A fitted bqmm object.

cluster

Logical; use the cluster-robust IJ (default TRUE, clustering on the first grouping factor) or the independence IJ.

Value

A K x K covariance matrix for the fixed effects.

Details

V_IJ = (1 / (n (n - 1))) sum_i (I_i - Ibar)(I_i - Ibar)',

with a cluster-robust version that aggregates influences within cluster j as I_j = (J / n) sum_{i in j} I_i and replaces n by the number of clusters J.

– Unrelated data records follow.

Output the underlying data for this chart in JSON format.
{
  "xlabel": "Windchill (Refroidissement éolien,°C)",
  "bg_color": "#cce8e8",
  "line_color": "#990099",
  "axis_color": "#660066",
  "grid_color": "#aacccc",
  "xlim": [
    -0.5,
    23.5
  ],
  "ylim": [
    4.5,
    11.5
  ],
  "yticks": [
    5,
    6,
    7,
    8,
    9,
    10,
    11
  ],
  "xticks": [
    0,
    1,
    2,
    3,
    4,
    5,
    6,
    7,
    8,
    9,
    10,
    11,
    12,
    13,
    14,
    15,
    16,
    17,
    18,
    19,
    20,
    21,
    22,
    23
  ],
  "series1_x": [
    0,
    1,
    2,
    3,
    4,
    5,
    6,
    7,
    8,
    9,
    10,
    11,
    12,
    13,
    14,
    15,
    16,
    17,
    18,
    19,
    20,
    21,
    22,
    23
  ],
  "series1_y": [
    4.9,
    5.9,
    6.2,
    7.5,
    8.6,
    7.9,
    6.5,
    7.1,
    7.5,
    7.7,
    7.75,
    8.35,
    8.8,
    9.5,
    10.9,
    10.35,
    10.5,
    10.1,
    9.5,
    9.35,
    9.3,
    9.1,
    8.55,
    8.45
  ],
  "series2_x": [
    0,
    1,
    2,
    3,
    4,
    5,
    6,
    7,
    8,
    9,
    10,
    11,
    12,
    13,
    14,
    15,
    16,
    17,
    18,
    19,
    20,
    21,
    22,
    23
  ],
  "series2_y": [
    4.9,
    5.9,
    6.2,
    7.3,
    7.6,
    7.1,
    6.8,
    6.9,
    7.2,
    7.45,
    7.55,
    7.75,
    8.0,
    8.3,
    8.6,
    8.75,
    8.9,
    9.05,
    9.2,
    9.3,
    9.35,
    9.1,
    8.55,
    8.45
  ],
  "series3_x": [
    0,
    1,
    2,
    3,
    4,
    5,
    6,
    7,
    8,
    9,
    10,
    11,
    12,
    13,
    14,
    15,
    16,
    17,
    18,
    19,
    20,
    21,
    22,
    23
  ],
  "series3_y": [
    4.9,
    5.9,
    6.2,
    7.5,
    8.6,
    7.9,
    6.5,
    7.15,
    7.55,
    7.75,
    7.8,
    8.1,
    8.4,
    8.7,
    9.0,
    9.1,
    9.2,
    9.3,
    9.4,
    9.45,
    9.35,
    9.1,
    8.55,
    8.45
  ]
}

Caveat for hierarchical models

The influences use the conditional per-observation log-likelihood (given the random effects), whereas the IJ of Ji, Lee & Rabe-Hesketh (2024) is derived for a marginal model. For coefficients identified by within-cluster variation (e.g. slopes) the conditional IJ agrees well with the Yang-Wang-He sandwich. For coefficients identified by between-cluster variation (the intercept of a random-intercept model) it can under-estimate the variance — up-weighting a cluster mostly shifts that cluster's random effect rather than the fixed effect — and it is noisier; how much depends on the random-effect-to-noise ratio. For valid fixed-effect inference in the hierarchical model fitted by bqmm, prefer the default Yang-Wang-He sandwich (ywh_adjust()); method = "ij" is provided for benchmarking.